Exploring the religious impulse known as mysticism - the "silent cry" at the heart of all the world's religions. Mysticism, in the sense of a "longing for God," has been present in all times, cultures, and religions. But Soelle believes it has never been more important than in this age of materialism and fundamentalism. The antiauthoritarian mystical element in each religion leads to community of free spirits and resistance to the death-dealing aspects of our contemporary culture. Religion in the third millennium, Soelle argues, either will be mystical or it will be dead. Therefore, Soelle identifies strongly with the hunger of New Age searchers, but laments the religious fast food they devour. Today, a kind of "democratized mysticism" of those without much religious background flourishes. This mystical experience is not drawn so much of the tradition as out of contemporary experiences. In that sense, each of us is a mystic, and Soelle's work seeks to give theological depth, clarity, and direction.
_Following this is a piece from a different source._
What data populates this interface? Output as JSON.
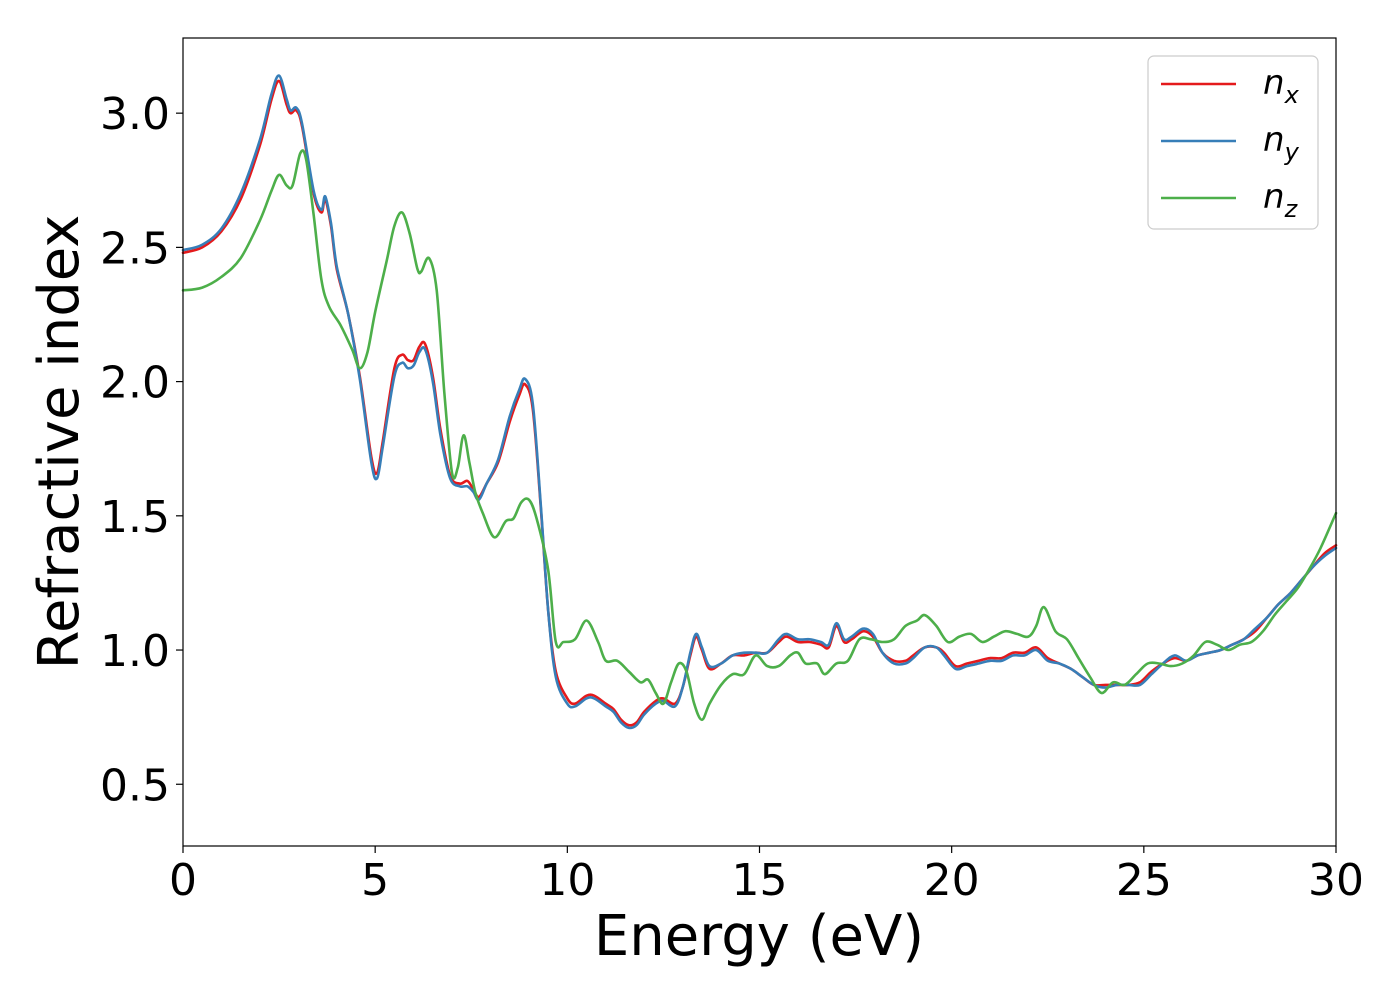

The "antiauthoritarian mystical element" is the phrase that grabbed me in the description of this book on Amazon. I was thinking that it's not so much anti, as extra. There was no greater Saint than Francis of Assisi, yet, he preached submission to the Church. Yet, he also managed to assert his independence from the desire of his Bishop-who-became-Pope to choose a Rule and give up radical poverty.
The mystic's connection to God, to the transcendental, I believe, comes through Faith, not just praxis. But it's direct, as is the Authority associated with it. In the end, the mystic is always going to go with God, with what she perceives as His Will, which is not so much occurring against the Church Militant, as extraneous to it. Saul became Paul on the road to Damascus, his experience was far outside his own church's teaching at the time, but Paul could make sense of his experience because he was a Pharisee.
We don't know what he went through in the months between his conversion by Jesus and his appearance in Jerusalem to Peter and James. I don't think he spent a lot of time seeking out a local Rabbi to consult with, though. Maybe he was just working and living and tent-making and thought that simply not persecuting Jesus followers was enough. Maybe he found out it wasn't and needed the time to follow the greater call. Maybe he needed to come to terms with the fact that he had to leave the church that led him to this point, if that church insisted on expelling him. Or even executing him.
Religion in the third millennium, Soelle argues, either will be mystical or it will be dead.
I don't think so. Because the fact is, maybe everyone could have mystical experience, but many simply will not. And perhaps cannot. God wants everyone to be saved. Including the ones who seem spiritually paralyzed, who depend solely on law, rite and ritual and need the intractable boundaries and rigid demands.
Religion, Catholicism in particular, rife with mystics and their wisdom, must survive in order for future mystics to make sense of their experiences. And the fact is: it's the hidebound Traditionalists who protect the Church, who assure it's survival, and create a haven for theologians who say things they don't even understand. And we'd all be lost without them and Deposit of Faith in the Church they sustain. Otherwise, it's just a trip through the golden arches.